L’expert en gouvernance John Githongo a dû fuir le pays en 2005 parce qu’il était considéré comme un traître par certains membres de sa communauté kikuyu après avoir révélé un scandale de corruption massive dans l’administration du président de l’époque Mwai Kibaki, un compatriote kikuyu.

Il indique à la BBC que la mobilisation ethnique était moins évidente dans cette campagne électorale, en grande partie parce que le vice-président William Ruto l’a présentée comme une compétition entre « familles dynastiques » et « escrocs ».

Il range son principal adversaire, Raila Odinga, vétéran de l’opposition et fils du premier vice-président du Kenya, dans la première catégorie, tout comme le président Uhuru Kenyatta, fils du premier président.

Il se présente comme le champion des « débrouillards » – une référence aux Kenyans pauvres.

M. Odinga a critiqué le cadrage comme étant une tentative de diviser les Kenyans en fonction des classes sociales et a axé sa campagne sur un message d’unité.

Mais, contrairement aux campagnes précédentes, les deux principaux candidats ont surtout échangé des critiques sur leurs politiques économiques et sociales. Ce n’est pas surprenant, car l’élection a lieu en pleine crise du coût de la vie, aggravée par un taux de chômage élevé et une énorme dette nationale.

Lors d’une intervention majeure quelques semaines avant l’élection, le gouvernement du président Kenyatta a annoncé que la farine de maïs – utilisée pour fabriquer l’aliment de base du pays, l’ugali – serait subventionnée pour faire baisser son prix.

M. Ruto a vu dans cette annonce une tentative de renforcer les chances de M. Odinga lors des élections.

M. Kenyatta soutient M. Odinga dans cette élection, même si M. Ruto est son adjoint.

C’est un signe de la nature changeante des alliances au sein de l’élite politique kenyane, influencée par les ethnies.

En 2007, M. Odinga et M. Ruto ont fait équipe contre M. Kibaki, que M. Kenyatta soutenait.

Certaines des pires violences qui ont suivi les élections de 2007 ont opposé des membres de la communauté Kalenjin de M. Ruto à des Kikuyus comme M. Kenyatta, des personnes ayant été tuées en raison de leur origine ethnique.

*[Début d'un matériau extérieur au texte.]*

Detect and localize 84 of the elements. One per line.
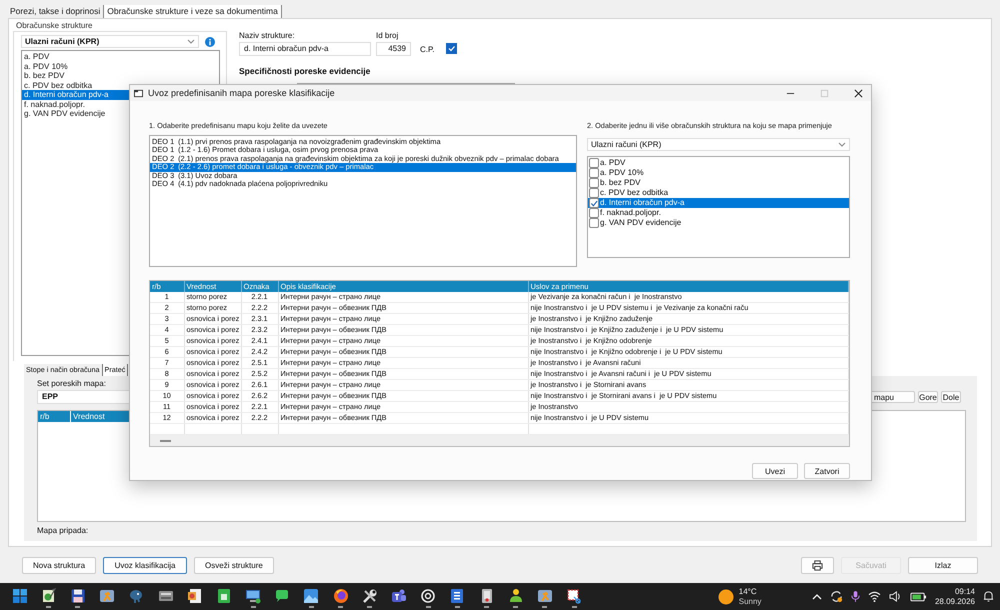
checkbox[interactable]: [589, 208, 599, 218]
sync-icon[interactable]: [830, 590, 843, 603]
checklist-item[interactable]: b. bez PDV: [588, 178, 849, 188]
field-label: Mapa pripada:: [37, 526, 88, 536]
snipping-icon[interactable]: [566, 588, 582, 604]
window-icon: [134, 88, 143, 98]
name-field[interactable]: d. Interni obračun pdv-a: [239, 42, 371, 56]
speaker-icon[interactable]: [888, 591, 902, 602]
item-label: d. Interni obračun pdv-a: [600, 198, 684, 208]
checklist-item[interactable]: f. naknad.poljopr.: [588, 208, 849, 218]
field-label: Naziv strukture:: [239, 31, 296, 40]
checklist-item[interactable]: a. PDV 10%: [588, 168, 849, 178]
id-field[interactable]: 4539: [376, 42, 411, 56]
chevron-down-icon: [187, 39, 195, 44]
list-item[interactable]: a. PDV: [22, 52, 219, 62]
item-label: a. PDV: [600, 158, 626, 168]
checkbox[interactable]: [589, 198, 599, 208]
type-select[interactable]: Ulazni računi (KPR): [587, 138, 850, 151]
runner-figure-icon[interactable]: [99, 588, 116, 604]
section-title: Specifičnosti poreske evidencije: [239, 66, 372, 76]
footer-button[interactable]: Izlaz: [908, 556, 978, 574]
document-icon[interactable]: [449, 588, 466, 604]
list-item[interactable]: a. PDV 10%: [22, 62, 219, 71]
item-label: f. naknad.poljopr.: [600, 208, 661, 218]
tools-icon[interactable]: [362, 588, 378, 604]
weather-condition: Sunny: [738, 596, 762, 606]
computer-icon[interactable]: [245, 588, 262, 604]
microphone-icon[interactable]: [850, 590, 860, 603]
tab[interactable]: Obračunske strukture i veze sa dokumentima: [104, 5, 282, 18]
elephant-icon[interactable]: [128, 588, 144, 604]
checkbox[interactable]: [589, 188, 599, 198]
person-icon[interactable]: [508, 588, 524, 604]
checklist-item[interactable]: g. VAN PDV evidencije: [588, 218, 849, 228]
battery-icon[interactable]: [910, 592, 927, 602]
checkbox[interactable]: [589, 168, 599, 178]
field-label: Id broj: [376, 31, 400, 40]
clock-date[interactable]: 28.09.2026: [934, 596, 975, 606]
chat-bubble-icon[interactable]: [274, 588, 290, 604]
wifi-icon[interactable]: [868, 591, 881, 602]
info-icon[interactable]: [205, 36, 215, 46]
close-button[interactable]: Zatvori: [804, 463, 850, 479]
checkbox[interactable]: [589, 218, 599, 228]
checkbox[interactable]: [589, 178, 599, 188]
group-label: Obračunske strukture: [15, 21, 94, 31]
checklist-item[interactable]: d. Interni obračun pdv-a: [588, 198, 849, 208]
down-button[interactable]: Dole: [941, 391, 961, 403]
item-label: c. PDV bez odbitka: [600, 188, 668, 198]
spreadsheet-icon[interactable]: [216, 588, 232, 604]
checkbox-label: C.P.: [420, 44, 435, 56]
checklist-item[interactable]: a. PDV: [588, 158, 849, 168]
knot-icon[interactable]: [420, 588, 436, 604]
runner-figure-icon[interactable]: [536, 588, 553, 604]
sun-icon[interactable]: [718, 588, 734, 604]
footer-button[interactable]: Osveži strukture: [194, 556, 274, 574]
clock-time[interactable]: 09:14: [954, 586, 975, 596]
footer-button[interactable]: Nova struktura: [22, 556, 96, 574]
print-button[interactable]: [801, 556, 834, 574]
scrollbar-thumb[interactable]: [160, 440, 171, 442]
checklist-item[interactable]: c. PDV bez odbitka: [588, 188, 849, 198]
footer-button[interactable]: Uvoz klasifikacija: [103, 556, 188, 574]
list-item[interactable]: b. bez PDV: [22, 71, 219, 80]
item-label: b. bez PDV: [600, 178, 640, 188]
field-label: Set poreskih mapa:: [37, 379, 106, 389]
item-label: g. VAN PDV evidencije: [600, 218, 682, 228]
printer-icon: [812, 560, 823, 570]
close-icon[interactable]: [854, 88, 863, 98]
type-select[interactable]: Ulazni računi (KPR): [21, 35, 199, 48]
windows-logo-icon[interactable]: [12, 588, 28, 604]
photos-icon[interactable]: [303, 588, 320, 604]
checkbox[interactable]: [446, 43, 457, 54]
chevron-down-icon: [838, 142, 846, 147]
import-button[interactable]: Uvezi: [752, 463, 798, 479]
people-icon[interactable]: [391, 588, 408, 604]
column-header[interactable]: r/b: [38, 411, 71, 422]
globe-icon[interactable]: [332, 588, 349, 604]
document-icon[interactable]: [186, 588, 203, 604]
item-label: a. PDV 10%: [600, 168, 644, 178]
temperature: 14°C: [738, 586, 758, 596]
chevron-up-icon[interactable]: [812, 594, 822, 600]
checkbox[interactable]: [589, 158, 599, 168]
up-button[interactable]: Gore: [918, 391, 938, 403]
notepad-icon[interactable]: [40, 588, 57, 604]
scanner-icon[interactable]: [158, 588, 174, 604]
notification-icon[interactable]: [983, 590, 994, 603]
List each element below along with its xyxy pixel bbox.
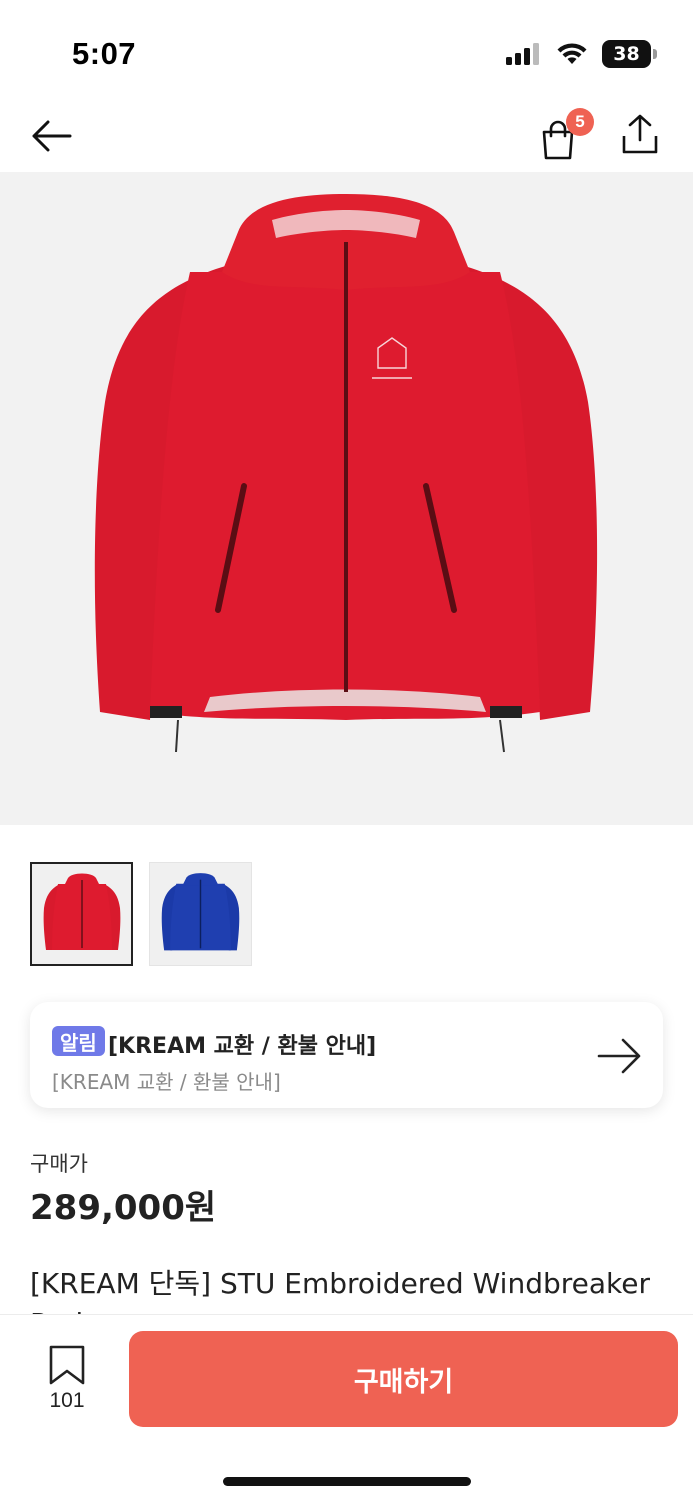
status-bar: 5:07 38 xyxy=(0,0,693,100)
bookmark-button[interactable]: 101 xyxy=(38,1345,96,1417)
notice-tag: 알림 xyxy=(52,1026,105,1056)
status-time: 5:07 xyxy=(72,36,137,71)
battery-level: 38 xyxy=(613,43,640,65)
thumbnail-jacket-red xyxy=(43,873,121,950)
wifi-icon xyxy=(557,43,587,64)
notice-card[interactable]: 알림 [KREAM 교환 / 환불 안내] [KREAM 교환 / 환불 안내] xyxy=(30,1002,663,1108)
battery-cap xyxy=(653,49,657,59)
bookmark-icon xyxy=(49,1345,85,1385)
cellular-signal-icon xyxy=(506,43,539,65)
home-indicator xyxy=(223,1477,471,1486)
back-button[interactable] xyxy=(28,112,76,160)
thumbnail-jacket-blue xyxy=(161,873,240,951)
thumbnail-blue[interactable] xyxy=(149,862,252,966)
battery-icon: 38 xyxy=(602,40,651,68)
notice-title: [KREAM 교환 / 환불 안내] xyxy=(108,1034,377,1059)
product-image[interactable] xyxy=(0,172,693,825)
thumbnail-list xyxy=(30,862,252,966)
share-icon xyxy=(622,114,658,154)
share-button[interactable] xyxy=(616,110,666,162)
notice-subtitle: [KREAM 교환 / 환불 안내] xyxy=(52,1070,281,1094)
product-name: [KREAM 단독] STU Embroidered Windbreaker R… xyxy=(30,1267,650,1316)
jacket-illustration xyxy=(94,194,598,753)
cart-button[interactable]: 5 xyxy=(536,108,594,162)
price-value: 289,000원 xyxy=(30,1188,217,1228)
arrow-right-icon xyxy=(597,1038,641,1074)
buy-button[interactable]: 구매하기 xyxy=(129,1331,678,1427)
bottom-action-bar: 101 구매하기 xyxy=(0,1314,693,1500)
price-label: 구매가 xyxy=(30,1152,88,1176)
bookmark-count: 101 xyxy=(49,1389,85,1412)
cart-badge: 5 xyxy=(566,108,594,136)
nav-bar: 5 xyxy=(0,100,693,172)
thumbnail-red[interactable] xyxy=(30,862,133,966)
back-arrow-icon xyxy=(32,120,72,152)
status-icons: 38 xyxy=(506,40,657,68)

Cependant, en 2013 et 2017, M. Kenyatta et M. Ruto ont uni leurs forces contre M. Odinga, un Luo, mais M. Kenyatta se range maintenant derrière M. Odinga.

« Les Kényans se sont lassés de toutes les alliances byzantines qu’ils ont vues parmi l’élite », explique Murithi Mutiga, directeur du programme Afrique à l’International Crisis Group.

« Je pense que cela a rendu les Kenyans beaucoup plus indifférents, beaucoup moins enflammés, beaucoup plus susceptibles de voir que l’élite ne fait que jouer son propre jeu », ajoute-t-il.

M. Githongo estime que si les tensions ethniques augmentent pendant les élections, « les gens se marient entre eux immédiatement après ».

« Chez les jeunes, le problème est bien moindre, mais les politiciens se mobilisent en fonction des lignes ethniques », poursuit-il.